Send this article to a friend:

June
04
2022

Europe’s Far-Flung Energy Woes
Sohrab Ahmari

In its commitment to sanctioning Russia and moving away from nuclear power, the E.U. will even pay a price for South Africa's internal troubles.

At some point, you have to believe European leaders simply enjoy energy suffering—or rather, that they take a perverse pleasure in inflicting the pain of high-priced, unreliable, unclean energy on their own manufacturers and populations. A story in Monday’s Financial Times nicely illustrates this. It concerns the failure of South-African coal miners to capitalize on rising coal prices in Europe amid an import ban against Russian coal.

South Africa’s mining interests are struggling to get their product to Europe, the FT reports, owing to the “massive theft of copper cable and train shortages” that have paralyzed Transnet, the government freight operator. This is par for the course for South Africa, which continues to suffer from the graft and mismanagement that characterized the government of former President Jacob Zuma. But what is routine for South Africa is a crisis for today’s energy-starved Europe.

You might wonder why the Europeans would put their hopes in places like South Africa to supply their energy needs. The immediate answer, of course, is the Russian invasion of Ukraine, in response to which the European Union has imposed a blockade on Russian energy, including natural gas and coal. A proposed ban on Russian crude oil has met with opposition from the Hungarian government, which quite sanely isn’t prepared to jeopardize its people’s basic energy security. The E.U. will also “permit more burning of fossil fuel to replace Russian oil and gas in years to come,” as the FT reports.
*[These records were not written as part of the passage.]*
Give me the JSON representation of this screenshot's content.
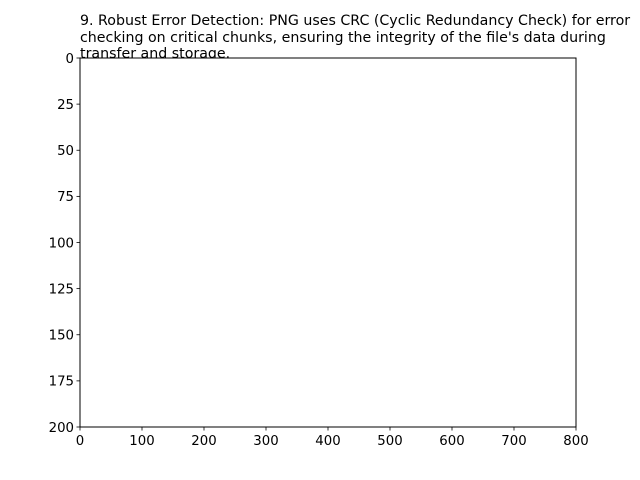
{
  "chart_data": {
    "type": "scatter",
    "title_lines": [
      "9. Robust Error Detection: PNG uses CRC (Cyclic Redundancy Check) for error",
      "checking on critical chunks, ensuring the integrity of the file's data during",
      "transfer and storage."
    ],
    "xlabel": "",
    "ylabel": "",
    "xlim": [
      0,
      800
    ],
    "ylim": [
      200,
      0
    ],
    "y_inverted": true,
    "xticks": [
      0,
      100,
      200,
      300,
      400,
      500,
      600,
      700,
      800
    ],
    "yticks": [
      0,
      25,
      50,
      75,
      100,
      125,
      150,
      175,
      200
    ],
    "series": [],
    "grid": false
  }
}
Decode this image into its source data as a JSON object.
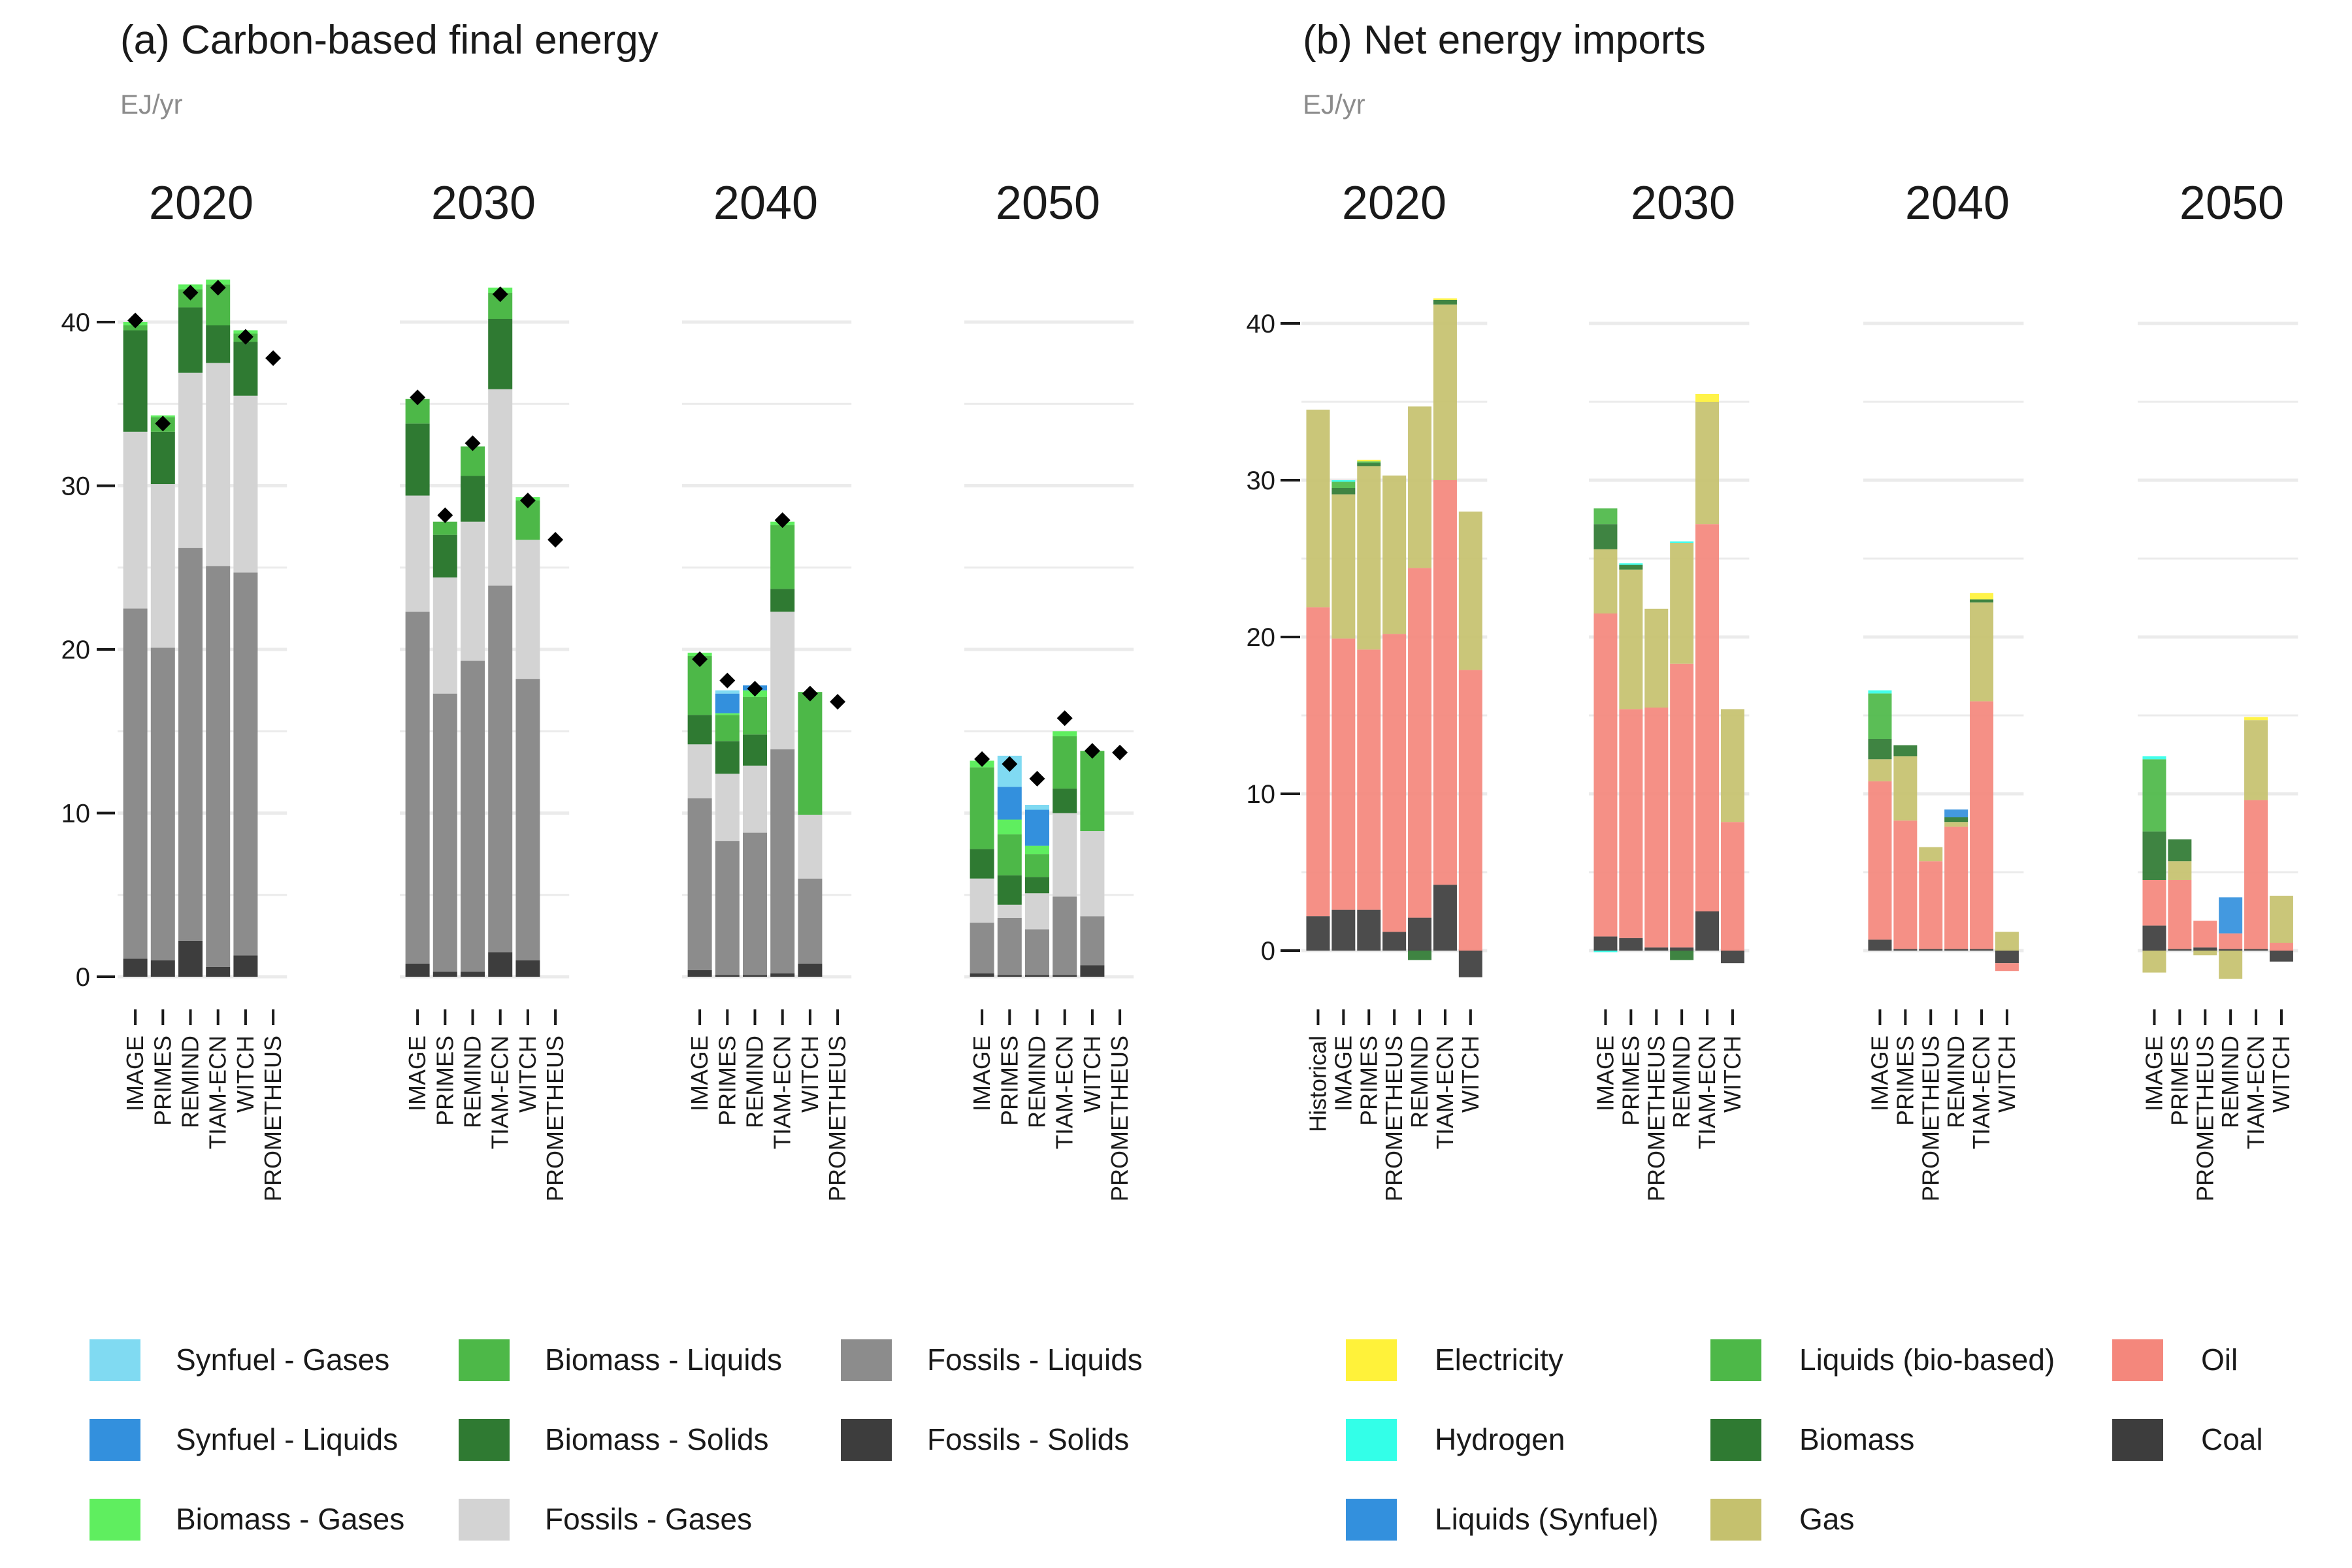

Assume for argument’s sake that the sanctions are perfectly sound from a geostrategic and security point of view. Still, that doesn’t answer the question: Why even consider an exporter as far-flung as South Africa, and why that dirtiest of fossil fuels, coal? The deeper answer, of course, is that the states that form core Europe, Germany above all, have given themselves over to an insane program of energy de-industrialization and de-growth, forswearing their own domestic capacities to appease Gaia, which is really only another name for the massive green NGO and philanthropy sector.

The greatest of all of Europe’s internal capacities is engineering know-how, which gave rise to a highly efficient, ultra-clean nuclear-energy industry in the last century. But driven by post-Fukushima hysteria and a philosophy that sees cheap energy as a bad thing, Germany has shuttered most of its nuclear plants and is on track to close the remaining few. France has been more protective of its nuclear industry, but it and Germany have also forsworn hydraulic fracturing of their own vast shale reserves; by some estimates, Germany’s 2.3 trillion cubic meters of shale gas could meet the country’s domestic needs for a century, if not longer.
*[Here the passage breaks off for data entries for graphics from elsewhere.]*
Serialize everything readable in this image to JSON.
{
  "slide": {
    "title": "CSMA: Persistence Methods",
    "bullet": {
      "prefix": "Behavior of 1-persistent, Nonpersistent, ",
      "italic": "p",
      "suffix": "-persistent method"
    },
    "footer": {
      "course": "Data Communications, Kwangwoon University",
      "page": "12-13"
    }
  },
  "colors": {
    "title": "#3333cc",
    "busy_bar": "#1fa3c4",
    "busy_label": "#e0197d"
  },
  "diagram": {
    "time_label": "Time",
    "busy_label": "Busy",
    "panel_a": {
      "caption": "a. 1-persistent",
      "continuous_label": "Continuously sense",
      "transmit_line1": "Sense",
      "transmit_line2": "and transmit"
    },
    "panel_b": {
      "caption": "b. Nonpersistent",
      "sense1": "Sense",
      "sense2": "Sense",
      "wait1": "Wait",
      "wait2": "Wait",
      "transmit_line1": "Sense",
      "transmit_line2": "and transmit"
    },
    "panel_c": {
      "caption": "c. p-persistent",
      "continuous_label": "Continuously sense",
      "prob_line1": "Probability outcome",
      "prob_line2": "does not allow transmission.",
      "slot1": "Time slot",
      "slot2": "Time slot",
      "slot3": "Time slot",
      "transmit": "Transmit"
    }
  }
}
Much as the greens might wish, nations don’t run on zero-emissions unicorn farts, which means that Germany and others now have to fill the gap created by their own policies with filthy coal. Imagine that: a powerhouse like Germany, at the mercy of South-African copper-wire robbers for a 19th-century fuel source.

Dear readers: I am taking a sabbatical from this column and the TAC Right Now podcast through the summer, to finish my latest book project. The book details how employers and other marketplace actors subject Americans to pervasive coercion—coercion that is immune to democratic give-and-take and legal contestation, precisely because our laws treat these realms of life as “private,” though they have eminently public consequences. The themes should be familiar enough to readers of this column, and some chapters first found embryonic expression here. I thank you for your interest and comments. See you in September.